The major difference from Gandhi-Nehru on one side and Bose on the other was the role of Congress during Second World War. Congress in due course came to take anti-British stance and Gandhi launched the Quit Indian movement in 1942. Bose operated on the ground that an alliance with Germany-Japan may give freedom to India. It was really doubtful whether alliance with fascist forces was the right way. In case of their victory India might have come under the control of Japan-Germany axis which would have pushed India back by many steps. While Congress opposed British through mass movement, Bose launched ‘Azad Hind Fauj’ (AHF). His respect for the Hindu Muslim syncretism was also exhibited when he offered a Chadar on the Mazar (tomb) of Bahadur Shah Zafar in Rangoon, Burma, the leader of 1857 uprising as a symbol of Hindu Muslim unity and pledged to bring his mortal remains to Delhi, to bury in Red Fort. Hindu Mahasabha actively supported British war efforts by urging Indians to join the British army. Savarakar urged upon his followers to be part of War committees to support British Empire. British accommodated leaders of Hindu Mahasabha on war committees.

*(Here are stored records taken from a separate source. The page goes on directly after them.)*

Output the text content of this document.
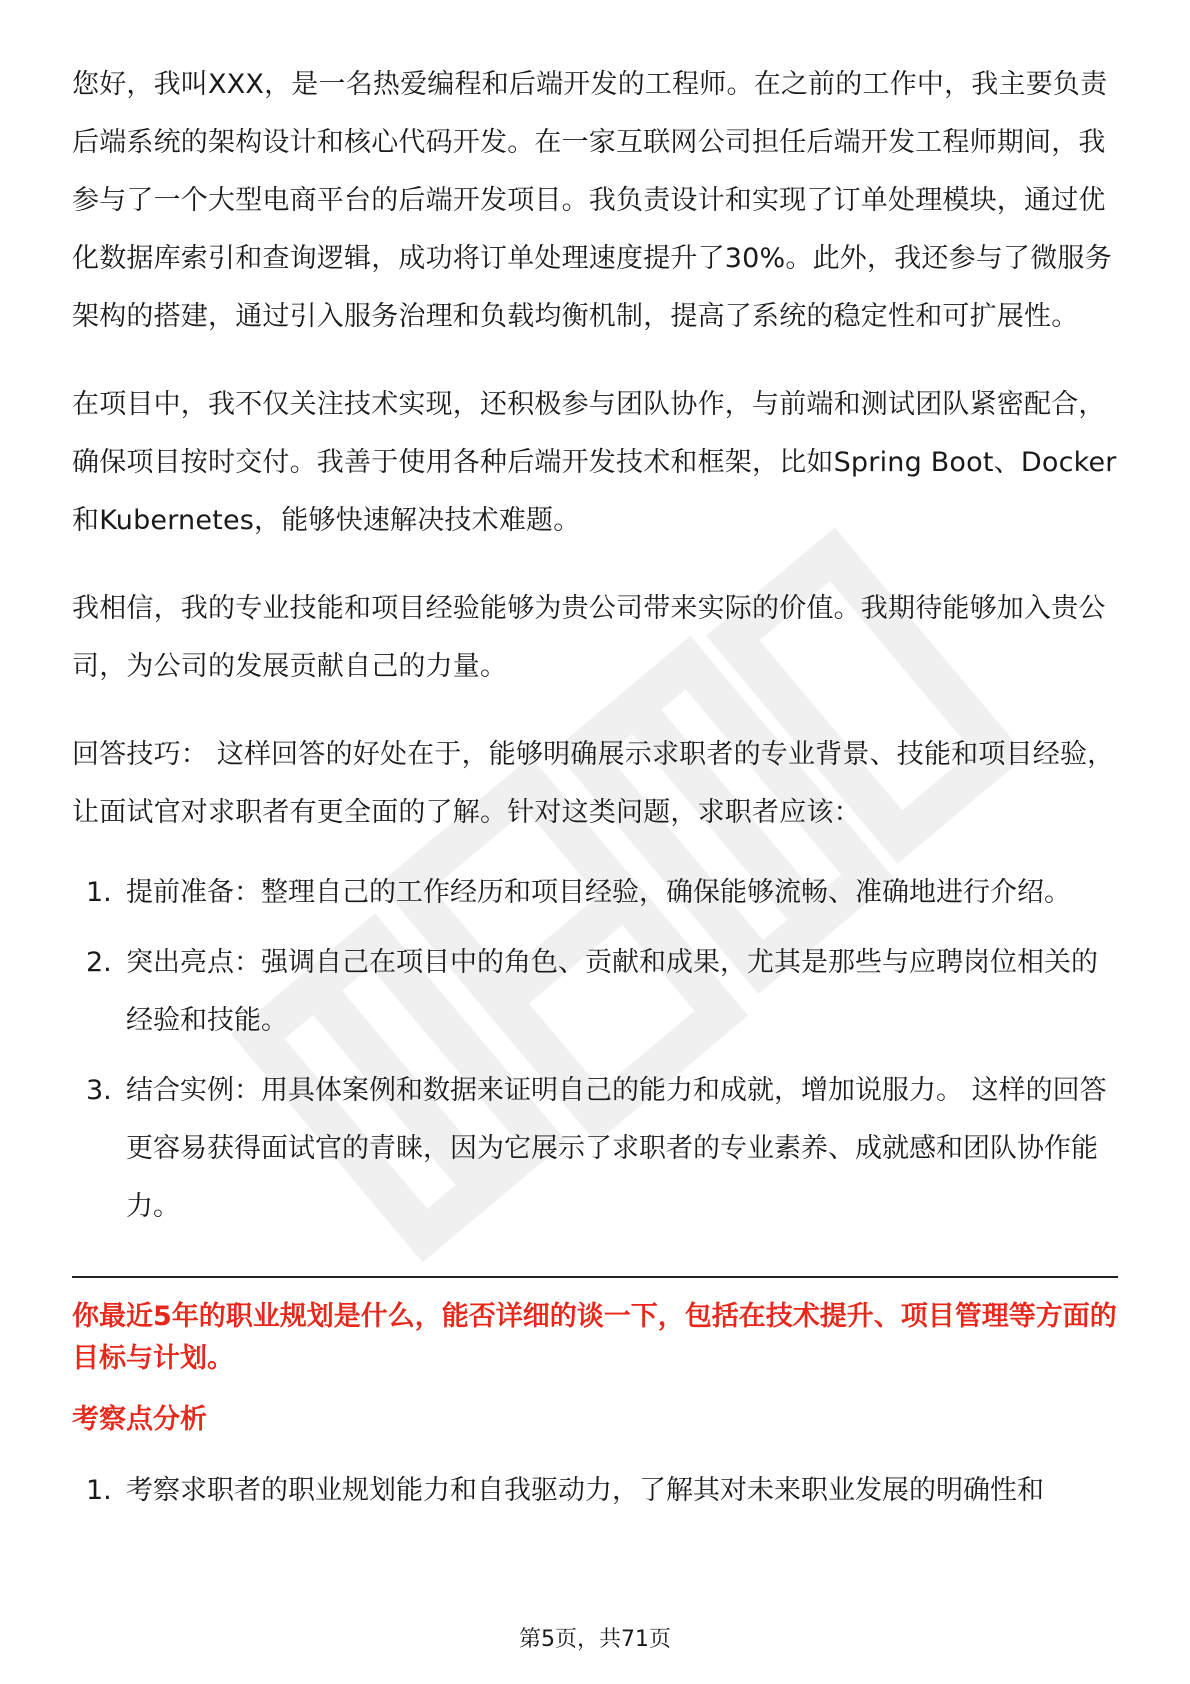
您好，我叫XXX，是一名热爱编程和后端开发的工程师。在之前的工作中，我主要负责后端系统的架构设计和核心代码开发。在一家互联网公司担任后端开发工程师期间，我参与了一个大型电商平台的后端开发项目。我负责设计和实现了订单处理模块，通过优化数据库索引和查询逻辑，成功将订单处理速度提升了30%。此外，我还参与了微服务架构的搭建，通过引入服务治理和负载均衡机制，提高了系统的稳定性和可扩展性。

在项目中，我不仅关注技术实现，还积极参与团队协作，与前端和测试团队紧密配合，确保项目按时交付。我善于使用各种后端开发技术和框架，比如Spring Boot、Docker和Kubernetes，能够快速解决技术难题。

我相信，我的专业技能和项目经验能够为贵公司带来实际的价值。我期待能够加入贵公司，为公司的发展贡献自己的力量。

回答技巧： 这样回答的好处在于，能够明确展示求职者的专业背景、技能和项目经验，让面试官对求职者有更全面的了解。针对这类问题，求职者应该：

1. 提前准备：整理自己的工作经历和项目经验，确保能够流畅、准确地进行介绍。
2. 突出亮点：强调自己在项目中的角色、贡献和成果，尤其是那些与应聘岗位相关的经验和技能。
3. 结合实例：用具体案例和数据来证明自己的能力和成就，增加说服力。 这样的回答更容易获得面试官的青睐，因为它展示了求职者的专业素养、成就感和团队协作能力。

你最近5年的职业规划是什么，能否详细的谈一下，包括在技术提升、项目管理等方面的目标与计划。

考察点分析
1. 考察求职者的职业规划能力和自我驱动力，了解其对未来职业发展的明确性和
第5页，共71页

Savarkar also said ‘No support to armed resistance against British’. It is interesting that while Netaji was fighting the British from across the border, Savrkar and Hindutva nationalists helped the British army which was fighting AHF of Subhash Bose! The claims that Modi and Co. is following the footsteps of Netaji are a claim which has no substance. The matter of fact is that the efforts of Savarkar were acting against the interests of army raised by Netaji. In contrast, while Congress did not agree with Netaji’s line of action, it was Congress which raised the legal support to fight the cases of the personnel of AHF in the aftermath of the war. Bhulabhai Deasi, Kailashnath Katju and Nehru himself came forward to the battle in the courtrooms on behalf of AHF.
Today when we are witnessing the name change of all Muslim sounding names by the rulers of BJP, in AHF, the Hindustani and Muslim sounding names were as common. The provisional Government which was formed by him was titled ‘Aarzi-Hukumat-Azad Hind’ (Provisional Government of free India) in Singapore. The very nomenclature Azad Hind Fauj is on the same lines. In the provisional Government Hindus and Muslims both were there like e.g. S.A. Ayer and Karim Ghani were two among many others who were part of the Government. What we need today most is to revive the spirit of amity, which Netaji stood for and was being practiced in AHF.